Logically this would drive me to wanting to run OSX on generic hardware, but I am not interested in the pain of staying ahead of the Apple software police.
The combination of iPhoto and Rapidweaver along with continuing support from Firefox for the Mac platform will probably make certain that my next machine is a Mac even if I do have to pay through the nose.
I am actually still a desktop guy who likes to work with relatively large screens so I might bite the bullet and buy a new iMac the next time around.
My experience with Windows has taught me that there is certainly a good reason to have a Windows centric IT Department. I know the IT support guy in our company stays busy. However, based on the problems that the few of us with Vista have experienced, I am not surprised that companies including Intel are holding off on pushing Vista through their enterprises.

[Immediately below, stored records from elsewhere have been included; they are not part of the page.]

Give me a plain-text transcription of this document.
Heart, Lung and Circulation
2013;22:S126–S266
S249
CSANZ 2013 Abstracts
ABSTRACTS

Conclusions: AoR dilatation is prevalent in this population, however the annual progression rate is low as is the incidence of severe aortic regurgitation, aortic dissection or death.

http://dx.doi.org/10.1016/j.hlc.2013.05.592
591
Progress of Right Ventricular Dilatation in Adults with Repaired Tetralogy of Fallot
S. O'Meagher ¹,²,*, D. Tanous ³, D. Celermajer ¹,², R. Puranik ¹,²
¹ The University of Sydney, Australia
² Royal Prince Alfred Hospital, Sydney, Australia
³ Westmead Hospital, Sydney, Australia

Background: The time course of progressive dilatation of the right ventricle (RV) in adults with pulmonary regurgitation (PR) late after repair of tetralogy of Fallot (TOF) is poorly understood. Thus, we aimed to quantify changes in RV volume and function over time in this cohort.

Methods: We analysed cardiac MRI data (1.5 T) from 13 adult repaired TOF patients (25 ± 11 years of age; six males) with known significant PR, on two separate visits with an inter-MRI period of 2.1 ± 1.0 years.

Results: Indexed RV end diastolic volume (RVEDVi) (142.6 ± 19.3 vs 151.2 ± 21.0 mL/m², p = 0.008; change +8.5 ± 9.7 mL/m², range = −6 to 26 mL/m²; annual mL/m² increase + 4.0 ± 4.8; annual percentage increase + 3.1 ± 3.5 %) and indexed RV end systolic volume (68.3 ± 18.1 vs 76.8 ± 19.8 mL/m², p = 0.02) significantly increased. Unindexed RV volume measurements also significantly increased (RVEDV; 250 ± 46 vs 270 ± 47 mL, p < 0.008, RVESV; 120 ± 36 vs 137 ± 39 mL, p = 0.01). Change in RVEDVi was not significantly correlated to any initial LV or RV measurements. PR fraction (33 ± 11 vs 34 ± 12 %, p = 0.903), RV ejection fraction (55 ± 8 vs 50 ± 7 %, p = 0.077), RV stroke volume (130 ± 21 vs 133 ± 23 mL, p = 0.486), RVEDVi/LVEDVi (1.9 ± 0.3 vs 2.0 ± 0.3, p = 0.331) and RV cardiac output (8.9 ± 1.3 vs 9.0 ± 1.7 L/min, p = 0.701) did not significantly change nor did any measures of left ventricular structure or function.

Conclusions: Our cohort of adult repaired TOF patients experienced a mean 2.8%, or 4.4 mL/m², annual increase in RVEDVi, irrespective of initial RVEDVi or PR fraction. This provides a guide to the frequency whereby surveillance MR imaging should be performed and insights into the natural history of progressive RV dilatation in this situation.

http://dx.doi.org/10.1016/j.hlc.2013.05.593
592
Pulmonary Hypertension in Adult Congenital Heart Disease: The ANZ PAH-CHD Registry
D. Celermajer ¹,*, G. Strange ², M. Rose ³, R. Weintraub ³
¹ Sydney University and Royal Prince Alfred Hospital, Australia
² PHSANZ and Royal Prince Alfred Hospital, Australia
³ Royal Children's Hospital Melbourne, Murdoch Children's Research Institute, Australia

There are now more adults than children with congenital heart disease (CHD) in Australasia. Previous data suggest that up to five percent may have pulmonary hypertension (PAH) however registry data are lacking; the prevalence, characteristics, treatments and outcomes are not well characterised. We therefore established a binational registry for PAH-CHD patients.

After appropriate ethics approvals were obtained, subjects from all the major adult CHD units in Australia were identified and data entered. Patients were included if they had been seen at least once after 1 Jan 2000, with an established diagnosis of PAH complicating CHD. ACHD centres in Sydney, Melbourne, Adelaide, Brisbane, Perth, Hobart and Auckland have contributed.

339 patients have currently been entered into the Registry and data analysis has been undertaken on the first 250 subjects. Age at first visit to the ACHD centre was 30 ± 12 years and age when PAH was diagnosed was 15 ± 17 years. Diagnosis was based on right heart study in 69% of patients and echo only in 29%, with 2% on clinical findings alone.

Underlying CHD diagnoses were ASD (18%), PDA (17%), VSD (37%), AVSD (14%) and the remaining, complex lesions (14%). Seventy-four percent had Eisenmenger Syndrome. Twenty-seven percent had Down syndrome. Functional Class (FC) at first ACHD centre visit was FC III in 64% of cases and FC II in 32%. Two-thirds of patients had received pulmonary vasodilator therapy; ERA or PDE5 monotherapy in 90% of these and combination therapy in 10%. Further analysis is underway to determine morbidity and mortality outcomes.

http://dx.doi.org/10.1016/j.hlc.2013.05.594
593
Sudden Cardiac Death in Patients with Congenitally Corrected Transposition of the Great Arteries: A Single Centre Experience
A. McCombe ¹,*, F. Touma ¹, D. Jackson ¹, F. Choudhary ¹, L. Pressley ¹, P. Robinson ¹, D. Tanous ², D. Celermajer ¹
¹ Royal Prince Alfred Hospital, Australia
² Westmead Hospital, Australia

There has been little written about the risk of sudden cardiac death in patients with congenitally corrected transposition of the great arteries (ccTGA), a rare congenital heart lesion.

As I see some of my colleagues fighting such basic things as resizing pictures, scanning documents, or creating PDFs, I am amazed at how much aggravation people will take before they have had enough and are willing to make a fundamental change to another operating system.
I have recently used Apple's new iMovie 08 and while I initially questioned the changes, after lots of work I have concluded it works better for what I need to do than the previous version. However, I have to wonder how many user interface guidelines you can violate in one package?
The bottom line is that if you are an individual working with lots of photos, maintaining a number of websites, and publishing some brochures, you are probably better off with a Mac. My guess is that factoring in software costs, the Mac is pretty close in price at least at the iMac level.
I credit part of the success of my Coastal North Carolina website to the Mac and of course Rapidweaver.
Right now it is a toss-up on whether MobileMe Gallery is a better solution than slideshows which I do with Rapidweaver. My son who sits on a lot of bandwidth in Northern Virginia complains that the MobileMe albums are often very slow while the ones on my outsourced server are zippy.
You can make a judgment call yourself. This MobileMe slide show, Recent Favorites, has very similar pictures to my Rapidweaver slide show, Coastal Carolina Collection, which sits on a Hostway server in a site that I maintain.
MobileMe is definitely easier to create, but it might not be the best long term solution.
In fact that about sums up the whole article. The Mac is definitely easier and actually allows for more flexibility in the way I work, but I am not sure it will always be the answer.
Right now it is my platform of choice, but I will continue to monitor the battlefield. As online platforms mature, the innovation might get to the point where I can use some of the blogging platforms to cover my main web needs.
I already use Typepad where my View from the Mountain is hosted, Blogger for my Ocracoke Waves, Squaresapce for another Ocracokewaves site, and Wordpress for a final Ocracokewaves. They give me a pretty good taste of where the technology is headed. Of course I also use iWeb for another coastal presence, but it certainly isn't in the same class as the others when it comes to flexibility and features. It is an exception to the value equation in ny Mac universe.
Overall the Mac adds value to what I do whether it is creating a website , working with a high definition movie, creating a flyer, or printing pictures of our grand daughter on our new portable Canon Pixma 320 printer.
As long as that value is a reasonable tariff, I will stay on the Mac platform. I will complain about the high prices, but I do not see where else I could go.
Finally I would consider getting an Apple iPhone but the battery and dropped connections worry me somewhat. I would not necessarily lay all of the dropped calls in Apple's lap. My wife has a 3G Nokia phone from AT&T. We rarely have a phone call when her phone doesn't drop me. That leads me to question the AT&T network. I think that I will wait and see if the iPhone get another revision and perhaps another network. My contract isn't up until January anyway.